Lastly, what if we want to look at where short and tall skyscrapers are throughout the country?

In [32]:
sky
Out[32]:
name city latitude longitude floors height year height category
One World Trade Center New York City 40.7131 -74.0134 94 541.3 2014 tall
Central Park Tower New York City 40.7664 -73.9809 95 541.02 2019 tall
Willis Tower Chicago 41.8789 -87.6359 108 442.14 1974 tall
111 West 57th Street New York City 40.7648 -73.9775 80 438.3 2018 tall
432 Park Avenue New York City 40.7616 -73.9719 85 425.5 2015 tall
Trump International Hotel & Tower Chicago 41.8889 -87.6264 98 423.22 2009 tall
30 Hudson Yards New York City 40.754 -74.0008 73 386.61 2019 tall
Empire State Building New York City 40.7484 -73.9856 102 381 1931 tall
Bank of America Tower New York City 40.7554 -73.9844 55 365.8 2009 tall
Aon Center Chicago 41.8852 -87.6215 83 346.26 1973 tall

... (2145 rows omitted)

There are two solutions here.

  1. Create a function that takes in 'short' or 'tall' and returns the desired color. (We did this in Lecture 28.)
  2. Create a table with two columns, one with 'short' and 'tall' and the other with the desired colors, and join this table with sky.

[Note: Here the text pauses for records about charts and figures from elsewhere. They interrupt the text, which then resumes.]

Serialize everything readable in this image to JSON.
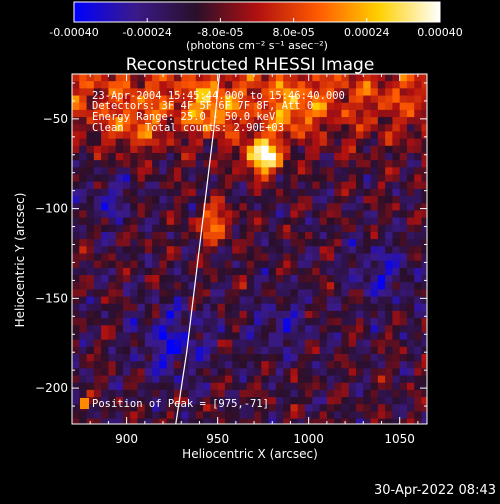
{
  "chart_data": {
    "type": "heatmap",
    "title": "Reconstructed RHESSI Image",
    "xlabel": "Heliocentric X (arcsec)",
    "ylabel": "Heliocentric Y (arcsec)",
    "xlim": [
      870,
      1065
    ],
    "ylim": [
      -220,
      -25
    ],
    "x_ticks": [
      900,
      950,
      1000,
      1050
    ],
    "y_ticks": [
      -50,
      -100,
      -150,
      -200
    ],
    "colorbar": {
      "colormap": "blue-purple-red-yellow-white",
      "colors": [
        "#0000ff",
        "#3a1a8a",
        "#2a0f2a",
        "#b01010",
        "#ff5a00",
        "#ffd000",
        "#ffffff"
      ],
      "range": [
        -0.0004,
        0.0004
      ],
      "tick_labels": [
        "-0.00040",
        "-0.00024",
        "-8.0e-05",
        "8.0e-05",
        "0.00024",
        "0.00040"
      ],
      "units": "(photons cm⁻² s⁻¹ asec⁻²)"
    },
    "annotations": {
      "time_range": "23-Apr-2004 15:45:44.000 to 15:46:40.000",
      "detectors": "Detectors: 3F 4F 5F 6F 7F 8F, Att 0",
      "energy_range": "Energy Range: 25.0 - 50.0 keV",
      "algorithm": "Clean",
      "total_counts": "Total counts: 2.90E+03",
      "peak": "Position of Peak = [975,-71]"
    },
    "peak_position": [
      975,
      -71
    ],
    "limb_curve": {
      "x": [
        951,
        948,
        945,
        942,
        939,
        936,
        933,
        930,
        927
      ],
      "y": [
        -25,
        -55,
        -80,
        -105,
        -130,
        -155,
        -180,
        -200,
        -220
      ]
    },
    "grid": false
  },
  "footer": {
    "timestamp": "30-Apr-2022 08:43"
  }
}
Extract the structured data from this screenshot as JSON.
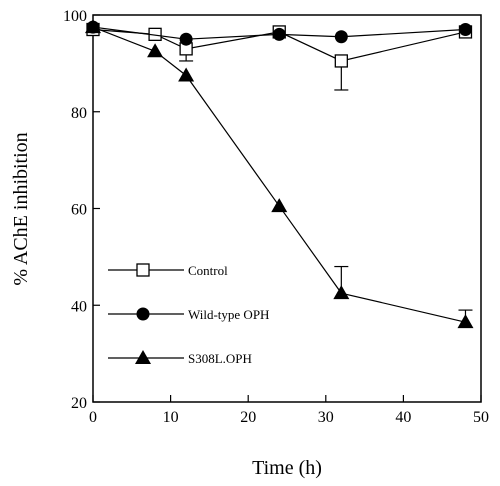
{
  "chart_data": {
    "type": "line",
    "xlabel": "Time (h)",
    "ylabel": "% AChE inhibition",
    "xlim": [
      0,
      50
    ],
    "ylim": [
      20,
      100
    ],
    "xticks": [
      0,
      10,
      20,
      30,
      40,
      50
    ],
    "yticks": [
      20,
      40,
      60,
      80,
      100
    ],
    "legend_position": "center-left",
    "grid": false,
    "series": [
      {
        "name": "Control",
        "marker": "open-square",
        "x": [
          0,
          8,
          12,
          24,
          32,
          48
        ],
        "y": [
          97,
          96,
          93,
          96.5,
          90.5,
          96.5
        ],
        "error": [
          0,
          0,
          2.5,
          0,
          6,
          0
        ]
      },
      {
        "name": "Wild-type OPH",
        "marker": "filled-circle",
        "x": [
          0,
          12,
          24,
          32,
          48
        ],
        "y": [
          97.5,
          95,
          96,
          95.5,
          97
        ],
        "error": [
          0,
          0,
          0,
          0,
          0
        ]
      },
      {
        "name": "S308L.OPH",
        "marker": "filled-triangle",
        "x": [
          0,
          8,
          12,
          24,
          32,
          48
        ],
        "y": [
          97.5,
          92.5,
          87.5,
          60.5,
          42.5,
          36.5
        ],
        "error": [
          0,
          0,
          0,
          0,
          5.5,
          2.5
        ]
      }
    ]
  }
}
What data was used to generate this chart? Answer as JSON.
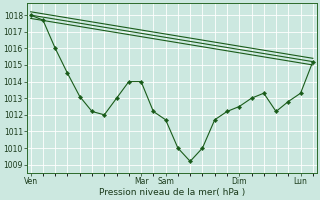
{
  "background_color": "#cce8e0",
  "grid_color": "#ffffff",
  "line_color": "#1a5c1a",
  "xlabel": "Pression niveau de la mer( hPa )",
  "ylim": [
    1008.5,
    1018.7
  ],
  "yticks": [
    1009,
    1010,
    1011,
    1012,
    1013,
    1014,
    1015,
    1016,
    1017,
    1018
  ],
  "xtick_labels": [
    "Ven",
    "",
    "",
    "Mar",
    "Sam",
    "",
    "",
    "Dim",
    "",
    "Lun"
  ],
  "series1": {
    "x": [
      0,
      1,
      2,
      3,
      4,
      5,
      6,
      7,
      8,
      9,
      10,
      11,
      12,
      13,
      14,
      15,
      16,
      17,
      18,
      19,
      20,
      21,
      22,
      23
    ],
    "y": [
      1018.0,
      1017.7,
      1016.0,
      1014.5,
      1013.1,
      1012.2,
      1012.0,
      1013.0,
      1014.0,
      1014.0,
      1012.2,
      1011.7,
      1010.0,
      1009.2,
      1010.0,
      1011.7,
      1012.2,
      1012.5,
      1013.0,
      1013.3,
      1012.2,
      1012.8,
      1013.3,
      1015.2
    ]
  },
  "series2": {
    "x": [
      0,
      23
    ],
    "y": [
      1018.0,
      1015.2
    ]
  },
  "series3": {
    "x": [
      0,
      23
    ],
    "y": [
      1017.8,
      1015.0
    ]
  },
  "series4": {
    "x": [
      0,
      23
    ],
    "y": [
      1018.2,
      1015.4
    ]
  }
}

We will use the second approach here.

In [33]:
sky_to_color = Table().with_columns(
    'category', np.array(['short', 'tall']),
    'colors', np.array(['orange', 'green'])
)

sky_to_color
Out[33]:
category colors
short orange
tall green
In [34]:
sky_with_colors = sky.join('height category', sky_to_color, 'category') \
                     .select('latitude', 'longitude', 'colors')

sky_with_colors
Out[34]:
latitude longitude colors
40.7624 -73.9718 orange
25.8459 -80.1197 orange
39.9516 -75.1602 orange
37.7918 -122.396 orange
44.9736 -93.2763 orange
40.7792 -73.9878 orange
25.7628 -80.1926 orange
40.7439 -73.9926 orange
33.765 -84.3881 orange
40.7612 -73.9788 orange

... (2145 rows omitted)

In [35]:
Circle.map_table(sky_with_colors,
                line_color = None,
                fill_opacity = 0.7)
Out[35]:
Make this Notebook Trusted to load map: File -> Trust Notebook

While there seem to be short skyscrapers (orange) throughout the country, tall skyscrapers generally seem to be concentrated in larger cities.